Cumhuriyet Halk Partisi Genel Başkanı Özgür Özel, "31 Mart seçimlerinde bu ülkenin kurucu partisi, 47 yıl sonra birinci parti olmuşsa ve yine bu ülkenin kurucu partisi önümüzdeki seçimlerde iktidara adaysa, iktidarı alacak.
Öz güvenli bir siyasetle, bu ülkedeki 83 milyonu kucaklayarak, Türkiye'yi de Türkiye İttifakı kazanacak" şeklinde konuştu. Mudanya Mütarekesi'nin 102'nci yılı etkinliklerine katılmak üzere Bursa'ya gelen CHP Genel Başkanı Özgür Özel, "Öncelikle sözlerime bir özür ve bir eksikliği gidererek başlamak isterim. Kürsüye çıkarken çalan şarkı, partimizin toplantılarında çaldığında, çok hoşumuza giden bir şarkı. Burası bir kamusal alan, burası bir belediyenin etkinliği. Aksini görüyorsunuz, biliyorum. Devlet parti ayrımı kalmadı. Ülkenin cumhurbaşkanı, bir başka partinin genel başkanı ve maalesef bu iç içe geçmişlik, zaman zaman bize de bu hataları yaptırtıyor. Ancak Cumhuriyet Halk Partisi, birazdan bahsedeceğimiz Gazi Mustafa Kemal Atatürk'ten başlayarak İsmet Paşa'yla birlikte cumhuriyet kurmuş, devlet kurmuş, demokrasi kurmuş. Başka parti yokken bile devletle partinin işlerini ayırmayı ilke edinmiş ve en sonunda çok partili rejime geçip, ülkeyi demokrasiye teslim etmiş olan, bu anlayıştaki insanların partisi, kötü örnekler bir yana, partiyle devlet işini ve kamusal alanda, tüm siyasi partilerin davetli olduğu alanlarda, bu işlere çok dikkat edeceğiz. Ben bu kusuru, minicik bir nazar boncuğu olarak çok başarılı Mudanya Belediye Başkanımızın yakasına takıyorum. İnerken bir daha çalarsanız bu sefer ayıp olur başkanım mahcup edersiniz, başka bir müzik ayarlayın" dedi.

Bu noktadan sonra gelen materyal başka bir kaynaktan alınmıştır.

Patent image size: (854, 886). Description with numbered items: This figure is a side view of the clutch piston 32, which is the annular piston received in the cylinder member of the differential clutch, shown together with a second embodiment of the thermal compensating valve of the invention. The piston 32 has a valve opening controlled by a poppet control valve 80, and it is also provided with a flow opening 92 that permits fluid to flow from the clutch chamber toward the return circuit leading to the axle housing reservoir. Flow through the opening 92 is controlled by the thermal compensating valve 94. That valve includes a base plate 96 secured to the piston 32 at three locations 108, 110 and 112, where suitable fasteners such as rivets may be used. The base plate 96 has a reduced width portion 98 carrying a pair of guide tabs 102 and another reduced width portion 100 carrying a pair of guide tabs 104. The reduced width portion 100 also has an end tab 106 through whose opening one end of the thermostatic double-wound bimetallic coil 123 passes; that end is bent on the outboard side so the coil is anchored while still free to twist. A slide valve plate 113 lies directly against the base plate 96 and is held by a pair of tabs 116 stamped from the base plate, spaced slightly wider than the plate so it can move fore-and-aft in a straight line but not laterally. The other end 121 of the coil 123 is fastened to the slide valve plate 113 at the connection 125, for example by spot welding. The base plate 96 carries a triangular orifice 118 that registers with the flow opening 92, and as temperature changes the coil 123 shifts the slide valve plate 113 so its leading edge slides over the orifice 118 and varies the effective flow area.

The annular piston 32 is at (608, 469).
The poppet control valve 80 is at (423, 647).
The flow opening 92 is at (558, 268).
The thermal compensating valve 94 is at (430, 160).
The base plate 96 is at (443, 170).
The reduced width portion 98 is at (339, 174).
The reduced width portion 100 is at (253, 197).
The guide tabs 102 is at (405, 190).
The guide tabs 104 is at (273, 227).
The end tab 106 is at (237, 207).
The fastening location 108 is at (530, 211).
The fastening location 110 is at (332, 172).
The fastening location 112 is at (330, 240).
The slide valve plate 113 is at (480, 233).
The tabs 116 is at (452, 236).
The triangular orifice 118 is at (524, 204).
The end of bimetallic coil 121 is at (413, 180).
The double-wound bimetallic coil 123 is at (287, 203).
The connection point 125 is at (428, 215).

Mudanya Mütarekesi'nin cephede kazanılan başarının, masada büyük bir kazanıma dönüştürüldüğü 9 günlük çok önemli bir süreç olduğunu ifade eden Özel, "İsmet Paşa buraya Batı Cephesi Komutanı olarak gelmiştir. Ancak buradan Lozan'a, Türkiye Cumhuriyeti'nin tapu senedini kabul ettirecek, özgüveni yüksek bir müzakereci olarak buradan ayrılmıştır. İsmet Paşa'nın bu diplomatik zekasıyla Trakya'daki işgal kurşun atılmadan sona ermiş. Doğu Trakya ana vatana dahil edilmiştir. Sahada kazanılmış olan askeri zafer, Mudanya'daki diplomatik zaferden sonra, Lozan'a gidecek İsmet Paşa'ya büyük bir güç vermiştir" diye konuştu.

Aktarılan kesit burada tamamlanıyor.